I’ve also realized lately that both my son and I do WAY better when we have some clear structure and routine in our lives. We both like knowing what to expect. I think also with all the change we’ve had lately – a new sibling and living somewhere new every couple of months for the past year and now moving again two more times before the end of the year – more structure would help both Thaddeus and I to feel a bit more secure.

In addition to that I’ve noticed Thaddeus is really wanting and needing some more mental stimulation. He’s started to really take notice of letters. He can sing the ABC’s without missing any letters and whenever he sees the alphabet written somewhere he gets excited and says “ABC!” He loves to count and can count to ten now as well, but I’m not sure if he totally has a concept of what the numbers mean. He doesn’t recognize written numbers, but seems interested in them. I think he would really enjoy and benefit from some more active, focused learning.

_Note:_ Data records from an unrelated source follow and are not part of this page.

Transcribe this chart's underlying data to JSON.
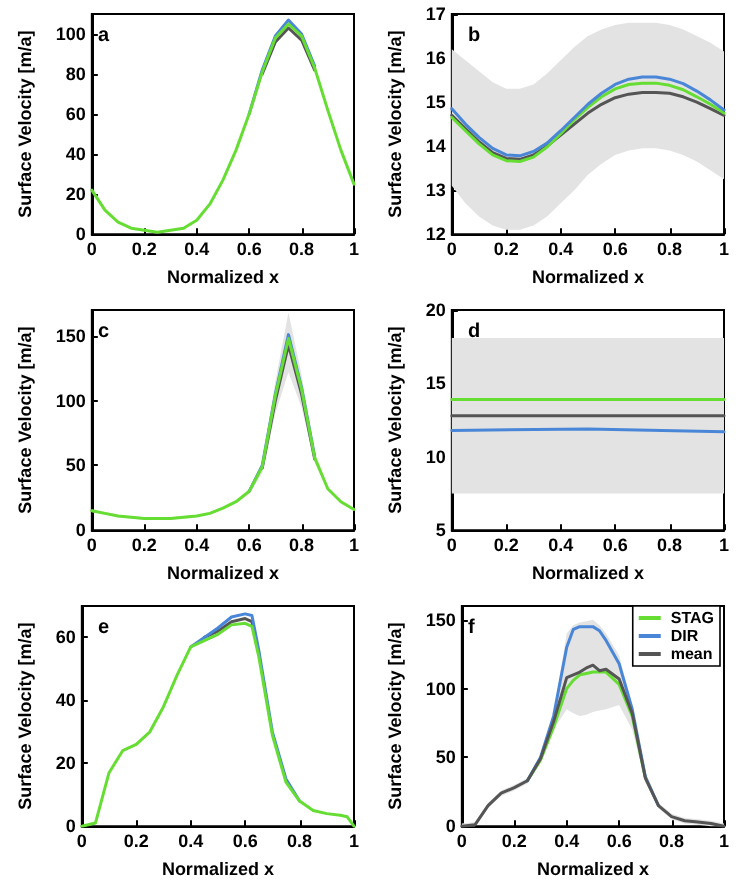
{
  "chart_data": [
    {
      "type": "line",
      "title": "a",
      "xlabel": "Normalized x",
      "ylabel": "Surface Velocity [m/a]",
      "x": [
        0,
        0.05,
        0.1,
        0.15,
        0.2,
        0.25,
        0.3,
        0.35,
        0.4,
        0.45,
        0.5,
        0.55,
        0.6,
        0.65,
        0.7,
        0.75,
        0.8,
        0.85,
        0.9,
        0.95,
        1
      ],
      "xlim": [
        0,
        1
      ],
      "xticks": [
        0,
        0.2,
        0.4,
        0.6,
        0.8,
        1
      ],
      "ylim": [
        0,
        110
      ],
      "yticks": [
        0,
        20,
        40,
        60,
        80,
        100
      ],
      "grid": false,
      "legend": false,
      "marker": "none",
      "line_style": "solid",
      "series": [
        {
          "name": null,
          "color": "#4a86d8",
          "values": [
            null,
            null,
            null,
            null,
            null,
            null,
            null,
            null,
            null,
            null,
            null,
            null,
            60,
            82,
            99,
            107,
            100,
            84,
            null,
            null,
            null
          ]
        },
        {
          "name": null,
          "color": "#555555",
          "values": [
            null,
            null,
            null,
            null,
            null,
            null,
            null,
            null,
            null,
            null,
            null,
            null,
            null,
            80,
            96,
            103,
            97,
            82,
            null,
            null,
            null
          ]
        },
        {
          "name": null,
          "color": "#66dd33",
          "values": [
            22,
            12,
            6,
            3,
            2,
            1,
            2,
            3,
            7,
            15,
            27,
            42,
            60,
            81,
            98,
            105,
            99,
            83,
            62,
            42,
            25
          ]
        }
      ]
    },
    {
      "type": "line",
      "title": "b",
      "xlabel": "Normalized x",
      "ylabel": "Surface Velocity [m/a]",
      "x": [
        0,
        0.05,
        0.1,
        0.15,
        0.2,
        0.25,
        0.3,
        0.35,
        0.4,
        0.45,
        0.5,
        0.55,
        0.6,
        0.65,
        0.7,
        0.75,
        0.8,
        0.85,
        0.9,
        0.95,
        1
      ],
      "xlim": [
        0,
        1
      ],
      "xticks": [
        0,
        0.2,
        0.4,
        0.6,
        0.8,
        1
      ],
      "ylim": [
        12,
        17
      ],
      "yticks": [
        12,
        13,
        14,
        15,
        16,
        17
      ],
      "grid": false,
      "legend": false,
      "marker": "none",
      "line_style": "solid",
      "series": [
        {
          "name": null,
          "color": "#555555",
          "values": [
            14.7,
            14.4,
            14.1,
            13.85,
            13.72,
            13.7,
            13.8,
            14.0,
            14.25,
            14.5,
            14.75,
            14.95,
            15.1,
            15.18,
            15.22,
            15.22,
            15.2,
            15.12,
            15.0,
            14.85,
            14.7
          ],
          "lower": [
            13.1,
            12.7,
            12.4,
            12.2,
            12.1,
            12.1,
            12.2,
            12.4,
            12.7,
            13.0,
            13.35,
            13.6,
            13.8,
            13.9,
            13.95,
            13.95,
            13.9,
            13.8,
            13.65,
            13.45,
            13.25
          ],
          "upper": [
            16.2,
            15.95,
            15.7,
            15.45,
            15.3,
            15.3,
            15.4,
            15.65,
            15.95,
            16.25,
            16.5,
            16.65,
            16.75,
            16.8,
            16.8,
            16.8,
            16.75,
            16.65,
            16.5,
            16.35,
            16.15
          ]
        },
        {
          "name": null,
          "color": "#66dd33",
          "values": [
            14.65,
            14.35,
            14.05,
            13.8,
            13.67,
            13.65,
            13.75,
            13.98,
            14.28,
            14.6,
            14.88,
            15.12,
            15.3,
            15.4,
            15.43,
            15.43,
            15.38,
            15.28,
            15.12,
            14.95,
            14.75
          ]
        },
        {
          "name": null,
          "color": "#4a86d8",
          "values": [
            14.85,
            14.5,
            14.2,
            13.95,
            13.8,
            13.78,
            13.88,
            14.07,
            14.35,
            14.65,
            14.95,
            15.2,
            15.4,
            15.52,
            15.57,
            15.57,
            15.52,
            15.42,
            15.25,
            15.05,
            14.82
          ]
        }
      ]
    },
    {
      "type": "line",
      "title": "c",
      "xlabel": "Normalized x",
      "ylabel": "Surface Velocity [m/a]",
      "x": [
        0,
        0.05,
        0.1,
        0.15,
        0.2,
        0.25,
        0.3,
        0.35,
        0.4,
        0.45,
        0.5,
        0.55,
        0.6,
        0.65,
        0.7,
        0.75,
        0.8,
        0.85,
        0.9,
        0.95,
        1
      ],
      "xlim": [
        0,
        1
      ],
      "xticks": [
        0,
        0.2,
        0.4,
        0.6,
        0.8,
        1
      ],
      "ylim": [
        0,
        170
      ],
      "yticks": [
        0,
        50,
        100,
        150
      ],
      "grid": false,
      "legend": false,
      "marker": "none",
      "line_style": "solid",
      "series": [
        {
          "name": null,
          "color": "#555555",
          "values": [
            null,
            null,
            null,
            null,
            null,
            null,
            null,
            null,
            null,
            null,
            null,
            null,
            null,
            48,
            100,
            143,
            105,
            55,
            null,
            null,
            null
          ],
          "lower": [
            14,
            12,
            10,
            9,
            8,
            8,
            8,
            9,
            10,
            12,
            16,
            21,
            28,
            44,
            90,
            122,
            95,
            52,
            31,
            21,
            15
          ],
          "upper": [
            16,
            14,
            12,
            11,
            10,
            10,
            10,
            11,
            12,
            14,
            18,
            23,
            32,
            52,
            115,
            168,
            120,
            60,
            33,
            23,
            17
          ]
        },
        {
          "name": null,
          "color": "#4a86d8",
          "values": [
            null,
            null,
            null,
            null,
            null,
            null,
            null,
            null,
            null,
            null,
            null,
            null,
            30,
            50,
            105,
            151,
            110,
            57,
            null,
            null,
            null
          ]
        },
        {
          "name": null,
          "color": "#66dd33",
          "values": [
            15,
            13,
            11,
            10,
            9,
            9,
            9,
            10,
            11,
            13,
            17,
            22,
            30,
            49,
            104,
            148,
            109,
            56,
            32,
            22,
            16
          ]
        }
      ]
    },
    {
      "type": "line",
      "title": "d",
      "xlabel": "Normalized x",
      "ylabel": "Surface Velocity [m/a]",
      "x": [
        0,
        0.5,
        1
      ],
      "xlim": [
        0,
        1
      ],
      "xticks": [
        0,
        0.2,
        0.4,
        0.6,
        0.8,
        1
      ],
      "ylim": [
        5,
        20
      ],
      "yticks": [
        5,
        10,
        15,
        20
      ],
      "grid": false,
      "legend": false,
      "marker": "none",
      "line_style": "solid",
      "series": [
        {
          "name": null,
          "color": "#555555",
          "values": [
            12.8,
            12.8,
            12.8
          ],
          "lower": [
            7.5,
            7.5,
            7.5
          ],
          "upper": [
            18.1,
            18.1,
            18.1
          ]
        },
        {
          "name": null,
          "color": "#66dd33",
          "values": [
            13.9,
            13.9,
            13.9
          ]
        },
        {
          "name": null,
          "color": "#4a86d8",
          "values": [
            11.8,
            11.9,
            11.7
          ]
        }
      ]
    },
    {
      "type": "line",
      "title": "e",
      "xlabel": "Normalized x",
      "ylabel": "Surface Velocity [m/a]",
      "x": [
        0,
        0.05,
        0.1,
        0.15,
        0.2,
        0.25,
        0.3,
        0.35,
        0.4,
        0.45,
        0.5,
        0.55,
        0.6,
        0.625,
        0.65,
        0.7,
        0.75,
        0.8,
        0.85,
        0.9,
        0.95,
        0.975,
        1
      ],
      "xlim": [
        0,
        1
      ],
      "xticks": [
        0,
        0.2,
        0.4,
        0.6,
        0.8,
        1
      ],
      "ylim": [
        0,
        70
      ],
      "yticks": [
        0,
        20,
        40,
        60
      ],
      "grid": false,
      "legend": false,
      "marker": "none",
      "line_style": "solid",
      "series": [
        {
          "name": null,
          "color": "#555555",
          "values": [
            null,
            null,
            null,
            null,
            null,
            null,
            null,
            null,
            null,
            60,
            62,
            65,
            66,
            65,
            55,
            null,
            null,
            null,
            null,
            null,
            null,
            null,
            null
          ]
        },
        {
          "name": null,
          "color": "#4a86d8",
          "values": [
            null,
            null,
            null,
            null,
            null,
            null,
            null,
            null,
            57,
            60,
            63,
            66.5,
            67.5,
            67,
            56,
            30,
            15,
            8,
            null,
            null,
            null,
            null,
            null
          ]
        },
        {
          "name": null,
          "color": "#66dd33",
          "values": [
            0,
            1,
            17,
            24,
            26,
            30,
            38,
            48,
            57,
            59,
            61,
            64,
            64.5,
            63.5,
            54,
            29,
            14,
            8,
            5,
            4,
            3.5,
            3,
            0
          ]
        }
      ]
    },
    {
      "type": "line",
      "title": "f",
      "xlabel": "Normalized x",
      "ylabel": "Surface Velocity [m/a]",
      "x": [
        0,
        0.05,
        0.1,
        0.15,
        0.2,
        0.25,
        0.3,
        0.35,
        0.4,
        0.425,
        0.45,
        0.475,
        0.5,
        0.525,
        0.55,
        0.6,
        0.65,
        0.7,
        0.75,
        0.8,
        0.85,
        0.9,
        0.95,
        1
      ],
      "xlim": [
        0,
        1
      ],
      "xticks": [
        0,
        0.2,
        0.4,
        0.6,
        0.8,
        1
      ],
      "ylim": [
        0,
        160
      ],
      "yticks": [
        0,
        50,
        100,
        150
      ],
      "grid": false,
      "legend": "top right",
      "marker": "none",
      "line_style": "solid",
      "series": [
        {
          "name": "STAG",
          "color": "#66dd33",
          "values": [
            null,
            null,
            null,
            null,
            null,
            33,
            48,
            72,
            100,
            106,
            110,
            111,
            112,
            112,
            112,
            103,
            80,
            35,
            null,
            null,
            null,
            null,
            null,
            null
          ]
        },
        {
          "name": "DIR",
          "color": "#4a86d8",
          "values": [
            null,
            null,
            null,
            null,
            null,
            33,
            50,
            80,
            130,
            143,
            145,
            145,
            145,
            142,
            135,
            118,
            85,
            36,
            15,
            null,
            null,
            null,
            null,
            null
          ]
        },
        {
          "name": "mean",
          "color": "#555555",
          "values": [
            0,
            1,
            15,
            24,
            28,
            33,
            49,
            76,
            108,
            110,
            112,
            115,
            117,
            113,
            114,
            107,
            82,
            35,
            15,
            7,
            4,
            3,
            2,
            0
          ],
          "lower": [
            0,
            0,
            13,
            22,
            26,
            31,
            46,
            70,
            85,
            82,
            80,
            81,
            83,
            84,
            85,
            88,
            70,
            32,
            13,
            5,
            2,
            1,
            0,
            0
          ],
          "upper": [
            2,
            3,
            17,
            26,
            30,
            35,
            52,
            82,
            140,
            146,
            148,
            149,
            150,
            146,
            140,
            124,
            88,
            38,
            17,
            9,
            6,
            5,
            4,
            2
          ]
        }
      ]
    }
  ]
}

So, in light of all those thoughts I’ve decided to put together a more structured schedule for us over the next few weeks and see how it goes. It’s nothing by the clock, more of a rough focus for each day with one daily structured activity and two daily outings of some sort. Here’s what I’ve come up with for this week (of course this is subject to change).

Number of the week: 1
Letter of the week: a
Word of the week: apple

Ideas for incorporating these into our lives: give him one whole apple for snack instead of apple slices and talk about how it is one apple and apple starts with a. When we play play dough make the letter and number of the week. Whenever there is 1 of anything point it out. When out and about point out words that start with ‘a’ and the number 1 when we see them. Make applesauce. Incorporate sign language by signing the word of the week whenever we talk about it.

Monday October 17:

Weekly Coloring Activity: color a cut out of the number and letter of the week & write out the word of the week to put on the fridge
Morning Outing: walk around the neighborhood
Planned Activity: colander sculptures
materials needed: colander and pipe cleaners
Afternoon Outing: library – get books about apples
Prep: freeze discovery ice block

Tuesday October 18:

Morning Outing: breakfast (w/ my sister and toddler?)
Planned Activity: edible finger paints
material: corn starch, sugar, water, food coloring, paper (or powdered milk, water, food coloring)
Afternoon Outing: park (w/ cousins?)

Wednesday October 19:

Morning Outing: (see planned activity)
Planned Activity: nature walk
materials: egg cartoon to collect things in
Afternoon Outing: go to the midwife’s and chiropractor

Thursday October 20:

Morning Outing: walk around neighborhood
Planned Activity: discovery ice block
materials: large block of ice with toys frozen in it, hammer, sponge, other utensils to hit, rub, and manipulate the ice
Afternoon Outing: play date with Melissa

Friday October 21:

Morning Outing: walk to bagel place for breakfast
Planned Activity: apple prints
materials: apples, left over edible finger paint, paper
Afternoon Outing: park (play date?)

Saturday and Sunday October 22 and 23: fun with family and sage’s blessing ceremony. Go to church with sage for the first time?

So, that’s the plan for the next week.

What do you think? Any suggestions for me? Have any of you ever done anything like this?